Из дальнего угла безжалостно знойного, чистого неба поплыл размеренно качающийся звук. Я еще не успел обратить на него внимания, как бешено заквакали зенитки – ближе, ближе, все яростней, все осатанелей, пятная синеву быстро отцветающими одуванчиками. Сначала разглядел я лишь легкие прорези в небе, неровный пунктир, Он рос, ширился, призрачные прорези на небосводе становились материальными, обретали форму. Завороженный, я глядел и не смел шевельнуться. Качающийся моторный гул крепчал, в нем проступало утробно-басовитое, угрожающее. Самолеты двигались прямо на меня медлительно, уверенно, упрямо, не обращая внимания на одуванчиковую метель вокруг… Прямо на меня! Ошибки быть не могло. И уже различались линейные кресты на крыльях.

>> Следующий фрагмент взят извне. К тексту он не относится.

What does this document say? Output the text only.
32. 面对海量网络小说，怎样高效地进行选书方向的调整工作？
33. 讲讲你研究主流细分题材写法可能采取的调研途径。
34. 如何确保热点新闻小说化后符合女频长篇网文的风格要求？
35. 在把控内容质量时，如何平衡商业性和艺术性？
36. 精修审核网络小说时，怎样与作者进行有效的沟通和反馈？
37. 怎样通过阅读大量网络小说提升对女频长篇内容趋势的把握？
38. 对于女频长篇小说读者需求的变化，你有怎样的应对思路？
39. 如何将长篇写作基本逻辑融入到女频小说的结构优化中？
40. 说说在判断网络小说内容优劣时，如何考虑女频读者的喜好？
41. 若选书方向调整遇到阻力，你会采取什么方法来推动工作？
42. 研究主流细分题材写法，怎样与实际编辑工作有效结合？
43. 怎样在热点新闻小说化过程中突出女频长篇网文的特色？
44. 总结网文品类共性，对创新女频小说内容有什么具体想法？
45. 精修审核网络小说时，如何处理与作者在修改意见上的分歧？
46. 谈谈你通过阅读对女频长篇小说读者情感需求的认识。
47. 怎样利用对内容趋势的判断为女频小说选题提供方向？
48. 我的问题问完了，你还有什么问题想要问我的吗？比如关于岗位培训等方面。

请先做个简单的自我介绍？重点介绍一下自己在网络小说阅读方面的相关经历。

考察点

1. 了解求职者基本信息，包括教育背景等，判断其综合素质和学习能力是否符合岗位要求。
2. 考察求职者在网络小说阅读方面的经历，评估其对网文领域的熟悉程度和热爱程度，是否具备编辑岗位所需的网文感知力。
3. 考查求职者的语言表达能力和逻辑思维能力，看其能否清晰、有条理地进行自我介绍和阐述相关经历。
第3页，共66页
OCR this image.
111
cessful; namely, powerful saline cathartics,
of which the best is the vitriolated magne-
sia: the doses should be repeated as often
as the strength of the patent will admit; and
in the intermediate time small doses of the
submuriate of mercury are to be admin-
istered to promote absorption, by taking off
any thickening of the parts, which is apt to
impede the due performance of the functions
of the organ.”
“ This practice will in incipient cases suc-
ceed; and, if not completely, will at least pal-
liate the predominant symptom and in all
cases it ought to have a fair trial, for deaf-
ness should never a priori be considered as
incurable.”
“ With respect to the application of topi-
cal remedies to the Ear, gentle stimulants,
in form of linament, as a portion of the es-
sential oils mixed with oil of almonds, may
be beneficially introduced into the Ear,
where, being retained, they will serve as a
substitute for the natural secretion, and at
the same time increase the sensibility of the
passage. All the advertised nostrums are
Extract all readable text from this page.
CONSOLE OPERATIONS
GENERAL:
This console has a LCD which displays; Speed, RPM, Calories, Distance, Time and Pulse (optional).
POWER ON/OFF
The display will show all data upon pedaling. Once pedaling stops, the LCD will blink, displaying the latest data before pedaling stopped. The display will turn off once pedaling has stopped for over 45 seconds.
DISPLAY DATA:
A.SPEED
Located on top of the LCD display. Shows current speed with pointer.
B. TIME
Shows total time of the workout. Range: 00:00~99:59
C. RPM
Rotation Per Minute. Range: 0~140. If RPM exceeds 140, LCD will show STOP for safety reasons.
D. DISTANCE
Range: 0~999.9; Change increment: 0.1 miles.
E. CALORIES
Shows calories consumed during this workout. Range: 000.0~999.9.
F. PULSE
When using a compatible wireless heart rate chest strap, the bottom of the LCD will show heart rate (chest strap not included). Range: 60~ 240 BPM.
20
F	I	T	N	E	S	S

С усилием на секунду оторвался, оглянулся на залитый солнцем степной мир. Обреченный мир. Никого в нем нет. Никого, кроме меня!

Я сорвался с дороги, дальше, дальше в сторону, но некуда спрятаться плоская земля доверчиво распахнута враждебному небу. Но, кроме нее, родной земли, нет спасения, и я упал, однако краем глаза воровски выглядывал: не пройдут ли мимо, не пренебрегут ли мной, ничтожным? Нет, не блажь, не сон, прямо надо мной заваливался набок передний самолет, неестественно громадный, с отточенно серебряными на солнце крыльями. Он заваливался, и водопадно-гневный рев обрушился на меня. Я уткнулся лицом в душную колючую полынь…

А в ней, полыни, свой покойный травяной мир, своя потаенная жизнь – по сухой былинке мечтательно полз жучок, мелкий, но хвастливо-нарядный, позолоченно-черный.

Вверху же творилось невероятное – надсадный рев, истошное завывание, жуткий шабаш злых машин. Не вижу их, не хочу видеть, но не могу не слышать. Одна тень, другая скользнули по мне. Надо мной! Над моею открытой спиной! Велико мое тело, и земля не пускает его в себя. Ползет перед глазами жучок, позолоченный монашек, никуда не торопится, ему нет дела до шабаша в небе. Он мал! Он скрыт! Не собирается гибнуть вместе со мной…

Вот в рыке и вое проступил невнятный слабенький свист. Она! Сброшена… Мой конец. Тонкий свист оборвется – меня не будет.

С грохотом колыхнулась земля и не успела встать на место, как новый сотрясающий грохот. Все кругом стало ломаться, раскалываться, биться в истерике, свет померк, а кусок степи, обнятый мною, корчился в конвульсии. На мгновение проскальзывало затишье, зыбкое, как солнечный зайчик. Оно не успевало родить надежды – снова вой, обвальный грохот, конвульсии земли. Еще, еще, еще!.. Хватит! Больше уже невозможно! Но еще, еще… Я ослеп, я оглох, я перестал себя чувствовать, смирился с концом.

Затишье, столь же неверное, как и прежде. Грохот, не столь давящий, удаленный. И пауза. Она тянется и тянется. Лишь перекатное урчание моторов да щемящий звон в ушах. Кусок обнятой мной степи снова стал земной твердью. А в потаенном травяном мире недоуменно застыл на полпути знакомый позолоченный жучок, вслушивается, поводит усиками. Он явно жив… Похоже, и я…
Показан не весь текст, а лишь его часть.